Scientists announced Saturday that they had already piloted an experimental HIV vaccine, which triggered an immune reaction in lab animals and successfully immunized monkeys from the infection. The experimental regimens tested in this study are based on "mosaic" vaccines that take pieces of different HIV viruses and combine them to elicit immune responses against a wide variety of HIV strains. Light of science has tested the drug on healthy people with great attention to detail for the most accurate result, in which identified potential side effects, the safety of the drug and the desired dosage. Each year, around 2 million people are diagnosed with HIV.

BBC News reported on the study Saturday, noting that there are now over 37 million people living with HIV/AIDS around the globe, and the number increases by 1.8 million every year.

The study was conducted in 2015-2016, and in July 2017, scientists told the world about the results.

In the case of the monkeys, one version of the vaccine prevented HIV infection in two-thirds of the monkeys, but this was based on a group of just 12.

The mixture of HIV strains in the "mosaic" vaccine is delivered using a nonreplicating common-cold virus.

In both humans and monkeys, researchers found those who received the vaccine still showed signs of the vaccine in their immune system after a year.

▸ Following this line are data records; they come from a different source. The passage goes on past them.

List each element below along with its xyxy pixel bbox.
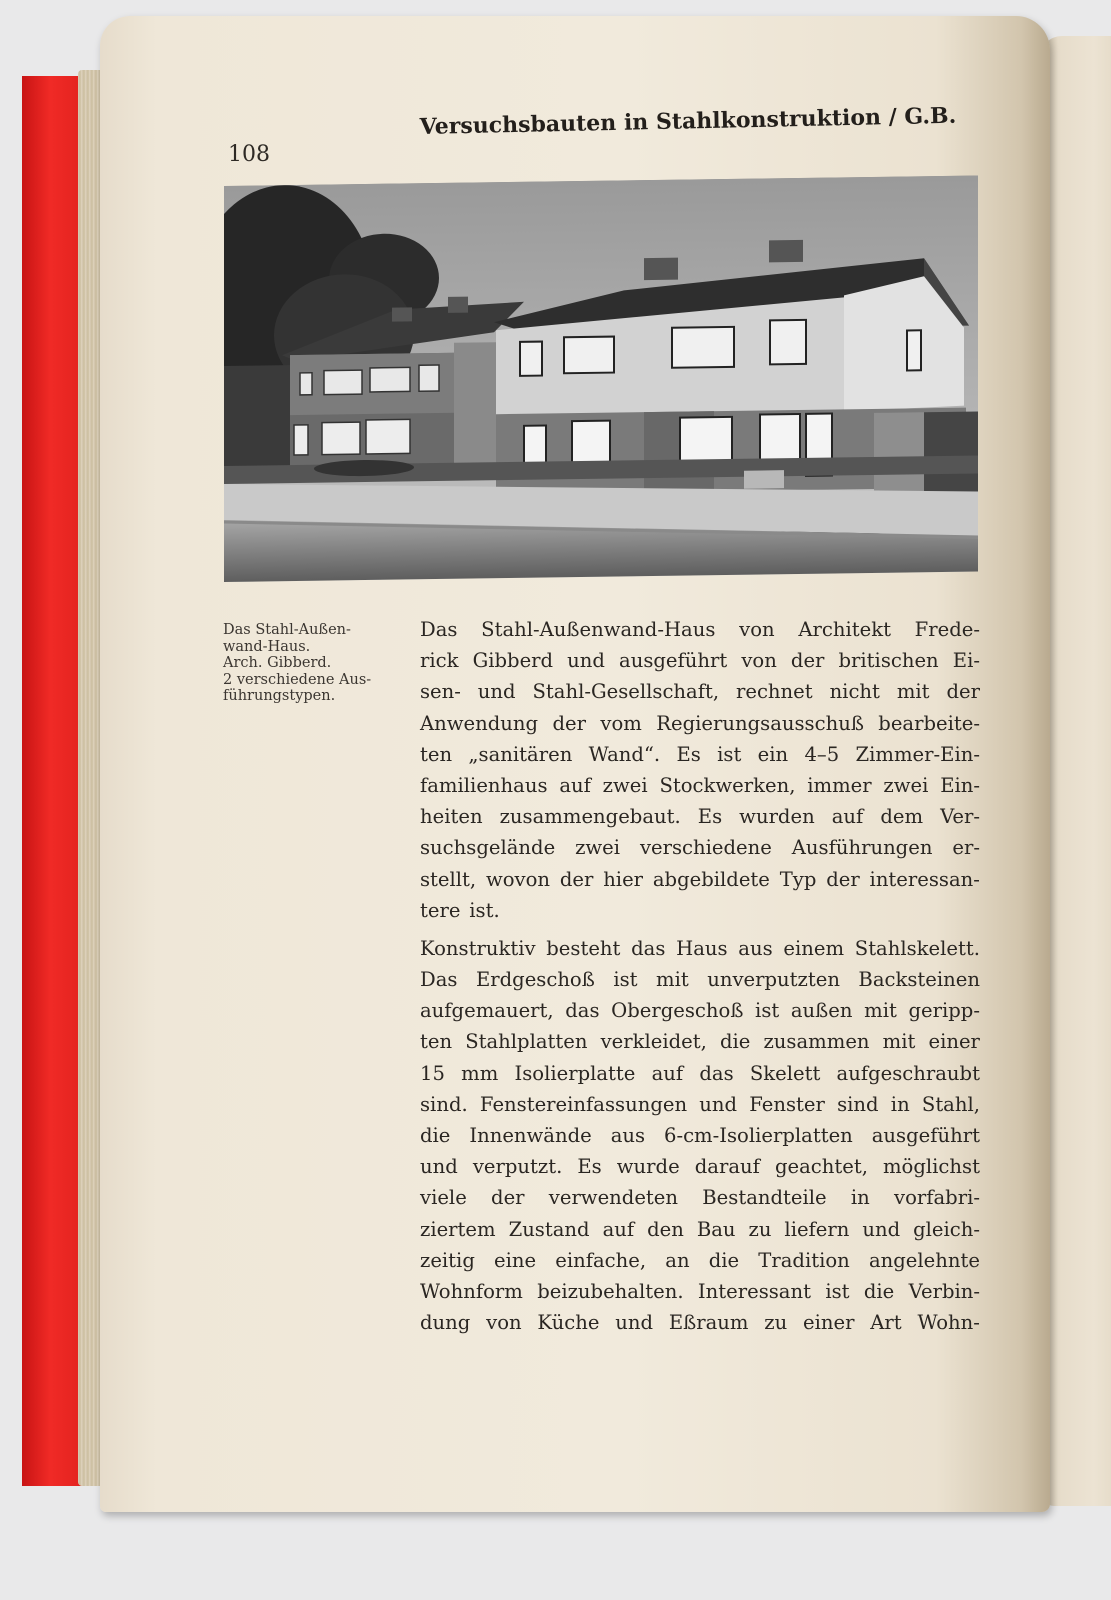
text-line: Konstruktiv besteht das Haus aus einem Stahlskelett. xyxy=(420,936,980,960)
text-line: heiten zusammengebaut. Es wurden auf dem Ver- xyxy=(420,805,980,829)
page-number: 108 xyxy=(228,142,270,167)
text-line: familienhaus auf zwei Stockwerken, immer zwei Ein- xyxy=(420,773,980,797)
text-line: Wohnform beizubehalten. Interessant ist die Verbin- xyxy=(420,1279,980,1303)
caption-line: führungstypen. xyxy=(223,688,336,704)
text-line: suchsgelände zwei verschiedene Ausführungen er- xyxy=(420,836,980,860)
text-line: aufgemauert, das Obergeschoß ist außen mit geripp- xyxy=(420,999,980,1023)
text-line: ziertem Zustand auf den Bau zu liefern und gleich- xyxy=(420,1217,980,1241)
text-line: tere ist. xyxy=(420,898,500,922)
caption-line: 2 verschiedene Aus- xyxy=(223,671,372,688)
text-line: die Innenwände aus 6-cm-Isolierplatten ausgeführt xyxy=(420,1124,980,1147)
text-line: Das Erdgeschoß ist mit unverputzten Backsteinen xyxy=(420,968,980,992)
paragraph-2 xyxy=(420,933,980,1338)
caption-line: wand-Haus. xyxy=(223,638,311,655)
text-line: Anwendung der vom Regierungsausschuß bearbeite- xyxy=(420,711,980,735)
text-line: sen- und Stahl-Gesellschaft, rechnet nicht mit der xyxy=(420,680,980,704)
caption-line: Arch. Gibberd. xyxy=(223,655,332,671)
text-line: stellt, wovon der hier abgebildete Typ der interessan- xyxy=(420,867,980,891)
text-line: zeitig eine einfache, an die Tradition angelehnte xyxy=(420,1248,980,1272)
text-line: ten „sanitären Wand“. Es ist ein 4–5 Zimmer-Ein- xyxy=(420,742,980,766)
text-line: Das Stahl-Außenwand-Haus von Architekt Frede- xyxy=(420,618,980,641)
caption-line: Das Stahl-Außen- xyxy=(223,622,351,638)
body-text xyxy=(420,614,980,1338)
photo-caption xyxy=(223,622,409,705)
text-line: sind. Fenstereinfassungen und Fenster sind in Stahl, xyxy=(420,1092,980,1116)
text-line: und verputzt. Es wurde darauf geachtet, möglichst xyxy=(420,1155,980,1179)
text-line: viele der verwendeten Bestandteile in vorfabri- xyxy=(420,1186,980,1210)
text-line: 15 mm Isolierplatte auf das Skelett aufgeschraubt xyxy=(420,1061,980,1085)
text-line: ten Stahlplatten verkleidet, die zusammen mit einer xyxy=(420,1030,980,1054)
house-photograph xyxy=(224,175,978,582)
paragraph-1 xyxy=(420,614,980,926)
text-line: rick Gibberd und ausgeführt von der britischen Ei- xyxy=(420,649,980,673)
running-head: Versuchsbauten in Stahlkonstruktion / G.B. xyxy=(419,102,957,140)
facing-page xyxy=(1040,36,1111,1506)
text-line: dung von Küche und Eßraum zu einer Art Wohn- xyxy=(420,1311,980,1335)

The human trials participants for the study belonged from 12 clinics across the world, which includes east Africa, South Africa, the United States and Thailand. "This study demonstrates that the mosaic Ad26 prime, Ad26 plus gp140 boost HIV vaccine candidate induced robust immune responses in humans and monkeys with comparable magnitude, kinetics, phenotype, and durability and also provided 67 percent protection against viral challenge in monkeys".

The co-author of this study, DR. Dan H. Barouch, at the Harvard Medical School, said in a statement, "I would say that we are pleased with these data so far, but we have to interpret the data cautiously".

However, this "mosaic" HIV-1 vaccine has a multi-target approach.

We don't yet know how well it will protect people from HIV-1 infections in real life. All of the vaccine combinations turned out safe and produced an anti-HIV immunity.

While the results so far have been encouraging, the research team and outside experts warn there are no guarantees it will actually work in the next trial phase dubbed HVTN705 or "Imbokodo" - this is Zulu word for "rock".

"This is only the fifth HIV vaccine concept that will be tested for efficacy in humans in the 35+ year history of the global HIV epidemic", Barouch added.

Dr Michael Brady, medical director at the Terrence Higgins Trust, said it was early days for the vaccine but the signs were "promising".

In the meantime, the vaccine will be tested on women in South Africa, who are most at risk of contracting the virus.

More than 80% of people who received this version also showed positive signs for 2 other measures of immune response.

This means the person had produced antibodies that would be able to bind to proteins found on the surface of the HIV virus. This immune response could protect the humans from the infection.